As a businessman and president, Trump takes pride in being guided by his instincts.

It’s not so clear Nash is backing his instincts.  Rather, he is sticking to the letter of coalition commitments.

On Thursday he admitted he didn’t read official advice on options for phasing in 1800 new police officers over five years.

“I didn’t read any paper that said phasing in over five years. For me, phasing in over five years was just not an option I was prepared to consider,” Nash told a parliamentary committee today.

The matter in question was the Government’s commitment to deliver 1800 new officers over three years. This has raised concerns about the pressure more police – and more arrests – will place on the prison system.

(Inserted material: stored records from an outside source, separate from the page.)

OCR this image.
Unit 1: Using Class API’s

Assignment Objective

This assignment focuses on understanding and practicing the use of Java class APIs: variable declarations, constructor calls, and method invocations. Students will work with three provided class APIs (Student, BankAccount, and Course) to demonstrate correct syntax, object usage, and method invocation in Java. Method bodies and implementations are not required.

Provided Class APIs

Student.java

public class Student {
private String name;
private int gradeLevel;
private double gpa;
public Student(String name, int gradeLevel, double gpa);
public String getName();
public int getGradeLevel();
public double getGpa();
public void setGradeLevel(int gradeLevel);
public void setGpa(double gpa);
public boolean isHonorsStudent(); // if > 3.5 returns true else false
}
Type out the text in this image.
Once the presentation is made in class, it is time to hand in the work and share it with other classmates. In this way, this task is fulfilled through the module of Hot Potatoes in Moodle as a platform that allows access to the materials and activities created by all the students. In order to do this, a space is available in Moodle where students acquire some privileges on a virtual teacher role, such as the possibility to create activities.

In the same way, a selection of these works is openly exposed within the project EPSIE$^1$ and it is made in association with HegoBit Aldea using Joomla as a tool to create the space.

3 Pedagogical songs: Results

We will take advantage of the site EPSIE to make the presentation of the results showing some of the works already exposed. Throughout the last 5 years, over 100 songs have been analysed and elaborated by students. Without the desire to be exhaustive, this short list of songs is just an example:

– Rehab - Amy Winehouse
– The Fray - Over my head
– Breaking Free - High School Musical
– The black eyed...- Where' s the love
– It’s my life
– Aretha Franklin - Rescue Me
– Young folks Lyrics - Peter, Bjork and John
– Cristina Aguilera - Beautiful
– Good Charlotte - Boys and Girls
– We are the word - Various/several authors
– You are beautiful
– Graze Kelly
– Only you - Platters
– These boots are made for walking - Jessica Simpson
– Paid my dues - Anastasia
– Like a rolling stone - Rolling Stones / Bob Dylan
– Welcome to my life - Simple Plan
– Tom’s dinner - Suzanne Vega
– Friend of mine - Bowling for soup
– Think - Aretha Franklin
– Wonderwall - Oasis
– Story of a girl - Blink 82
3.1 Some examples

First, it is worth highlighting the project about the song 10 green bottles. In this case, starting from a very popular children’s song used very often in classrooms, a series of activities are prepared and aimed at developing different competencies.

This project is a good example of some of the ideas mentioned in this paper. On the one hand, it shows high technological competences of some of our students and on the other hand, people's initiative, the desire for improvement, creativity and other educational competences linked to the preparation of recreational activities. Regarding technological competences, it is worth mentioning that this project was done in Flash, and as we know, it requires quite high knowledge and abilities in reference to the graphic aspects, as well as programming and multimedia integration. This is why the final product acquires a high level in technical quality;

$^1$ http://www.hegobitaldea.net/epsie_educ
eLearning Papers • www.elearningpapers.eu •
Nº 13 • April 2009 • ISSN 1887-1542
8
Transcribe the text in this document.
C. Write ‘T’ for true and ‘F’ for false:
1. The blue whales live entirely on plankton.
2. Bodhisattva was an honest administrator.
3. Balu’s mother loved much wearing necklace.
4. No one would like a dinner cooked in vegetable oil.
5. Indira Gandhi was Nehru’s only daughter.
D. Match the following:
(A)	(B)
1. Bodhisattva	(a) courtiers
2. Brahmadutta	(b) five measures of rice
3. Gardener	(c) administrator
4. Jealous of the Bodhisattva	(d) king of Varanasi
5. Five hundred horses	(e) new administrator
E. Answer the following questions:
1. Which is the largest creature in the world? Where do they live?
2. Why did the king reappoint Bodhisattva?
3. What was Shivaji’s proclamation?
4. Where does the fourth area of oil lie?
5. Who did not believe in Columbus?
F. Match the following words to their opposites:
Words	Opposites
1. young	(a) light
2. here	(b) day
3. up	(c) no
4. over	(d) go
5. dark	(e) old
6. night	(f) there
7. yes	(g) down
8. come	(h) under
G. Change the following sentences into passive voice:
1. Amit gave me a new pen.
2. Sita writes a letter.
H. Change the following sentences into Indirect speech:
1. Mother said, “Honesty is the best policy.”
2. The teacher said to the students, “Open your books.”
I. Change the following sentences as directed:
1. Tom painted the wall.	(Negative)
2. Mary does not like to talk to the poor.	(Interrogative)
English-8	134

“I don’t read papers like that because there is a coalition promise that I will work to deliver. Any paper, any suggestion, that we are not going to meet our coalition deal of 1800 police over three years, certainly one that suggests its going to take five years, I’m just not even interested in seeing,” Nash said.

National’s Chris Bishop was appropriately gobsmacked.

“You are kidding? Are you seriously saying to the committee that you received a paper about phasing options for the coalition commitment that you are talking about and you didn’t read it?” Bishop asked.

“Not even interested,” Nash responded.

We can not confirm that Nash did took advice from Housing Minister Phil Twyford on what to do with advice.

The cocky Twyford sneered at the “kids at Treasury” over an analysis that differs from his own on the impact KiwiBuild will have on residential construction.  He said “the bean counters” at Treasury had it wrong and analysis from the Ministry of Business Innovation and Employment (MBIE) was “much closer to the issue”.

But we can never know until the end of the time span covered by a projection or a forecast – and nor can he.

 

2 thoughts on “How Nash differs from Trump in discarding official advice

  1. At least Trump is achieving a lot. Unlike the Coalition.
    Also, take what you read about Trump with more than a pinch of salt, especially if sourced from the Washington Post.